Teens file patent for robotics surgery innovation

Allen Laman/The Herald
Jasper High School seniors Nick Pieper, left, and Noah Mehringer are in the process of filing a provisional patent for a robotics surgery advancement that the two said could help save lives.

By ALLEN LAMAN
alaman@dcherald.com

JASPER — Most best friends have a special handshake, unique nicknames and loads of inside jokes. Jasper High School seniors Noah Mehringer and Nick Pieper have something more.

The two 18-year-olds recently started a company — Mehringer-Pieper Innovations — and are in the process of filing a provisional patent in the coming days for a robotics surgery advancement that the two said could help save lives.

Marc Steczyk, who’s on Dubois Strong’s board of directors and is a member of the Ferdinand Chamber of Commerce, presented a grant of $4,000 to the seniors Wednesday on behalf of the Grow Dubois County board of directors to help the teens secure the patent.

“We can’t go into super detail with it yet,” Mehringer explained, keeping the details of the two’s creation hush-hush because the patent filing process had not yet been completed. “Essentially, what we’ve created is an innovation for robotics surgery, and I think that’s about as detailed as we can get.”

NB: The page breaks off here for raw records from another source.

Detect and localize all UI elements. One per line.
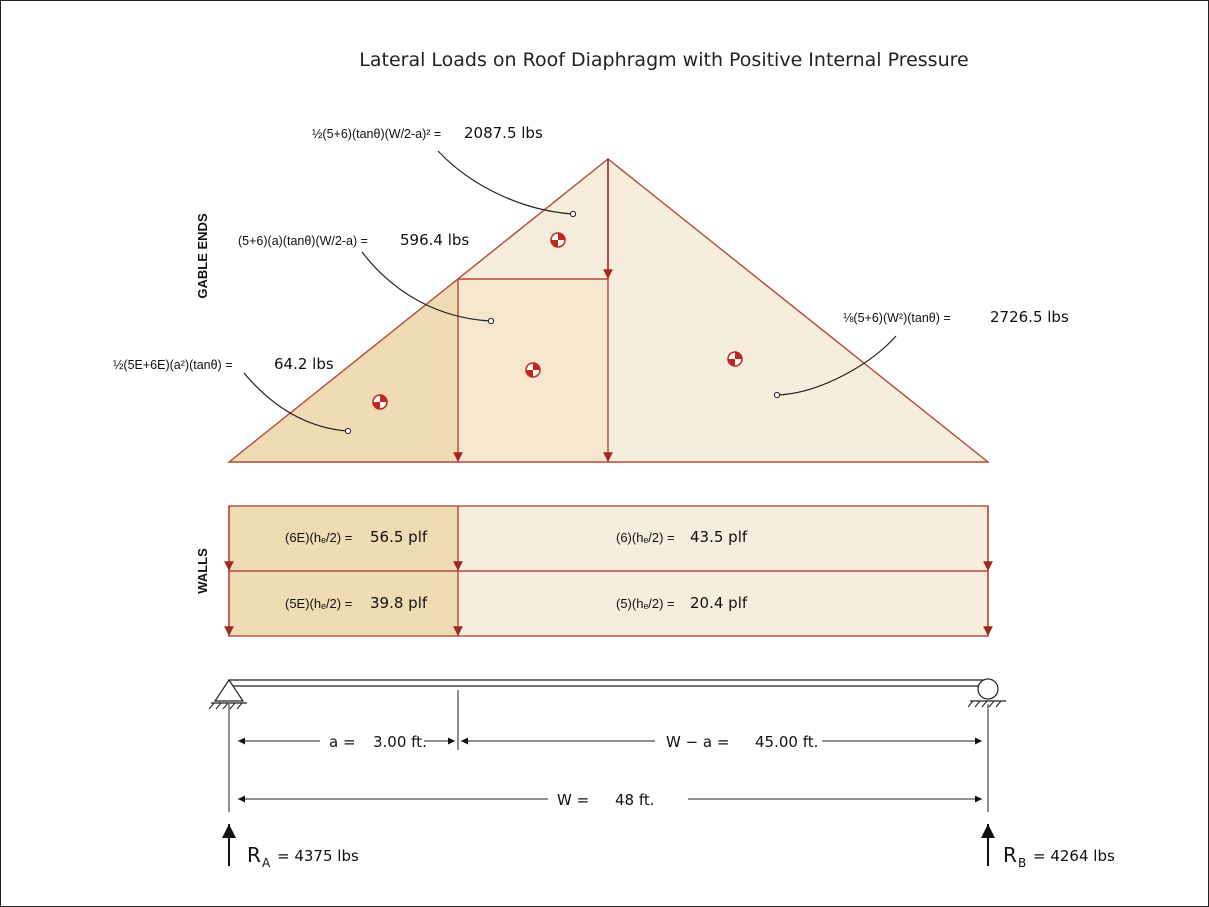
gable-load-end: ½(5E+6E)(a²)(tanθ) = 64.2 lbs — [113, 355, 334, 373]
dimension-a-value: 3.00 ft. — [373, 733, 427, 751]
gable-ends-label: GABLE ENDS — [195, 213, 210, 299]
load-value: 39.8 plf — [370, 594, 428, 612]
leader-line — [437, 150, 573, 215]
leader-dot — [487, 317, 495, 325]
wall-load-6: (6)(hₑ/2) = 43.5 plf — [616, 528, 748, 546]
reaction-b-subscript: B — [1018, 856, 1026, 870]
load-formula: (5)(hₑ/2) = — [616, 596, 675, 611]
dimension-wa-value: 45.00 ft. — [755, 733, 818, 751]
load-value: 20.4 plf — [690, 594, 748, 612]
dimension-w-value: 48 ft. — [615, 791, 655, 809]
load-value: 2726.5 lbs — [990, 308, 1069, 326]
dimension-wa-label: W − a = — [666, 733, 729, 751]
load-value: 596.4 lbs — [400, 231, 469, 249]
leader-dot — [773, 391, 781, 399]
gable-load-top: ½(5+6)(tanθ)(W/2-a)² = 2087.5 lbs — [312, 124, 543, 142]
diagram-title: Lateral Loads on Roof Diaphragm with Pos… — [359, 49, 968, 71]
load-formula: (6E)(hₑ/2) = — [285, 530, 352, 545]
centroid-icon — [372, 394, 388, 410]
dimension-w-label: W = — [557, 791, 589, 809]
load-value: 56.5 plf — [370, 528, 428, 546]
leader-dot — [344, 427, 352, 435]
wall-load-5: (5)(hₑ/2) = 20.4 plf — [616, 594, 748, 612]
centroid-icon — [550, 232, 566, 248]
leader-line — [361, 251, 491, 322]
walls-label: WALLS — [195, 548, 210, 594]
leader-line — [243, 372, 348, 432]
dimension-a-label: a = — [329, 733, 356, 751]
load-formula: ½(5+6)(tanθ)(W/2-a)² = — [312, 127, 441, 141]
load-formula: (6)(hₑ/2) = — [616, 530, 675, 545]
load-value: 43.5 plf — [690, 528, 748, 546]
wall-load-6e: (6E)(hₑ/2) = 56.5 plf — [285, 528, 428, 546]
centroid-icon — [727, 351, 743, 367]
load-formula: (5E)(hₑ/2) = — [285, 596, 352, 611]
load-value: 2087.5 lbs — [464, 124, 543, 142]
wall-load-5e: (5E)(hₑ/2) = 39.8 plf — [285, 594, 428, 612]
reaction-a-subscript: A — [262, 856, 271, 870]
load-formula: ⅛(5+6)(W²)(tanθ) = — [843, 311, 951, 325]
leader-line — [777, 335, 897, 396]
pin-support-icon — [208, 678, 247, 710]
load-formula: (5+6)(a)(tanθ)(W/2-a) = — [238, 234, 368, 248]
load-value: 64.2 lbs — [274, 355, 334, 373]
reaction-b-symbol: R — [1003, 843, 1017, 867]
reaction-a-value: = 4375 lbs — [277, 847, 359, 865]
reaction-b-value: = 4264 lbs — [1033, 847, 1115, 865]
centroid-icon — [525, 362, 541, 378]
gable-load-middle: (5+6)(a)(tanθ)(W/2-a) = 596.4 lbs — [238, 231, 469, 249]
gable-load-right: ⅛(5+6)(W²)(tanθ) = 2726.5 lbs — [843, 308, 1069, 326]
load-formula: ½(5E+6E)(a²)(tanθ) = — [113, 358, 233, 372]
leader-dot — [569, 210, 577, 218]
roller-support-icon — [967, 678, 1006, 708]
reaction-a-symbol: R — [247, 843, 261, 867]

Grow Dubois County is a nonprofit committee that was formed to work in collaboration with Dubois Strong to foster and engage economic development and entrepreneurship in Dubois County.

Mehringer and Pieper were inspired to create their innovation after a health occupations field trip to a medical conference at Memorial Hospital and Health Care Center in Jasper last September that included talks about robotic surgery. Mehringer and Pieper immediately started bouncing ideas off each other, and then they found the one. They returned to the school’s engineering lab — both are health occupations and engineering students — and started working. 3D printers, machining tools and microprocessors have been important to the development.

Robotic surgery is a type of minimally invasive surgery, meaning instead of operating on patients through large incisions, doctors use miniaturized surgical instruments that fit through a series of quarter-inch incisions.

Mehringer added of their creation: “When designing technology for doctors, one of the biggest things is user comfort. So we think this will make it more comfortable for doctors, more user-friendly. We’re hoping it can be applied to robotics surgery everywhere. We think this will be just another advancement in something that’s helping a lot of patients in a lot of places.”

The boys’ engineering teacher, Fred Routson, let them draft and tinker with their idea in his robotics class. The pair also worked on it after school and even during Christmas break. At one point, Noah’s mom, Marianne, had to remind her son his other schoolwork is still important, too.

“It was his priority over homework a lot of times,” she said with a smile after the grant presentation, noting that he’d often be up late working. Routson and health occupations teacher Atalie Schroering said the boys are enrolled in some of the school’s top classes as well as AP courses.

The two teachers agreed they could not recall a Jasper student filing a patent during their time teaching at the school. The teens hope to finalize the filing of the provisional patent soon, and will be able to share more information once that process is completed, which could be in a few business days.

Both students will study biomedical science in college next year. Mehringer plans to attend Purdue University and Pieper plans to study at Vanderbilt University.

“It’s been filled with many moments where we just kind of step back and just say, ‘Wow,’ at how far we’ve come,” Pieper said of the past eight months working on the project. “How much we’ve done, and how different it is from what most high schoolers would be doing.”